In Canada l'asfalto si fa con la plastica riciclata

L’asfalto creato a partire dalla plastica riciclata ha cominciato a essere effettivamente usato per la manutenzione delle strade a Vancouver: se ne parlava già da tempo e il Comune è andato avanti nel suo progetto. Il Canada utilizza ufficialmente, per la prima volta, dell’asfalto “green”.

Può essere definito green dell’asfalto? In un certo senso sì, se ci riferiamo all’asfalto ricavato dalla plastica riciclata che il Comune di Vancouver, in Canada, ha ufficialmente cominciato a utilizzare per la sistemazione della propria rete stradale. L’esperimento di cui si parlava già da tempo è quindi iniziato.

L’asfalto è creato in parte da un composto ottenuto totalmente dalla plastica riciclata (dalla fusione di bottiglie Pet e simili). Grazie a questo metodo l’emissione dei gas serra diminuisce e la città di Vancouver, già nota per una politica green alquanto avanzata, muove un ulteriore passo verso la sostenibilità ambientale, controcorrente (è giusto ricordarlo) rispetto al Canada che invece si sta tristemente facendo notare a livello internazionale per politiche che ignorano senza mezzi termini l’importanza dell’ecosostenibilità. Tornando all’asfalto in plastica riciclata, occorre notare che il processo di creazione della miscela avviene a freddo e non a caldo: i materiali vengono trasformati in una sorta di colla che viene poi mescolata al normale bitume. Il procedimento effettuato a freddo evita la dispersione nell’aria di fumi tossici.
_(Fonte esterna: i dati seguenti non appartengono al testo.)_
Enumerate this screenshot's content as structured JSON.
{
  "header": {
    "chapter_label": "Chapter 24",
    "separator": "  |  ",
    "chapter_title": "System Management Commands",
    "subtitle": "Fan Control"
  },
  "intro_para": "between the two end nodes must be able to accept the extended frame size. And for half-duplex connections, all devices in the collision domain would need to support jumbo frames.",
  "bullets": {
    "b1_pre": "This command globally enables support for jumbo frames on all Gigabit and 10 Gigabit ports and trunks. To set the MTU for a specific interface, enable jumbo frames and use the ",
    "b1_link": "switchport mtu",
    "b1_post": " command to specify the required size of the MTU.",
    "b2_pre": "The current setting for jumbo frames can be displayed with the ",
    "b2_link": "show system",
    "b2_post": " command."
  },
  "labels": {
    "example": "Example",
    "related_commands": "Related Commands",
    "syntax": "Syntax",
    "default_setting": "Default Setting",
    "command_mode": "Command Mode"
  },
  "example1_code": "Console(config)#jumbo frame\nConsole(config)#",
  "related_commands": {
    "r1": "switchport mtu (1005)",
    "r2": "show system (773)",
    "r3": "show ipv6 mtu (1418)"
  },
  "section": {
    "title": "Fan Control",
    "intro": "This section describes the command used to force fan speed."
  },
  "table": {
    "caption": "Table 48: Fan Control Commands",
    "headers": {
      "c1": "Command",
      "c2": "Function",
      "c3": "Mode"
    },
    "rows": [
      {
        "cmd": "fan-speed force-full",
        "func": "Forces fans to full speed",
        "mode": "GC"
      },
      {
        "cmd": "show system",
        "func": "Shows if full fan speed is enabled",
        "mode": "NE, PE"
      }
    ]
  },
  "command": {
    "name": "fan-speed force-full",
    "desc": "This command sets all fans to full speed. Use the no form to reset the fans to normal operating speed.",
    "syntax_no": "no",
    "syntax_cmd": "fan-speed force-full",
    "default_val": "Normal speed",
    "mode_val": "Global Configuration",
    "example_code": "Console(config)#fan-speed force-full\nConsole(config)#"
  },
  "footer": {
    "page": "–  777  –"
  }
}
Ci si starà chiedendo, forse, perché se l’utilizzo di plastica riciclata per la creazione dell’asfalto effettivamente apporti dei benefici non la si utilizzi più diffusamente (o non lo si sia fatto prima). Come già in precedenza avevano reso noto gli esperti il costo di questo asfalto è il triplo rispetto a quello del normale asfalto. Eppure a lungo termine, tra risparmio energetico e benefici ambientali si calcola che l’asfalto con plastica riciclata possa effettivamente risultare conveniente. Vancouver sperimenta la tecnica: vedremo se i risultati saranno sufficienti a convincere qualche altra amministrazione comunale attenta all’ambiente.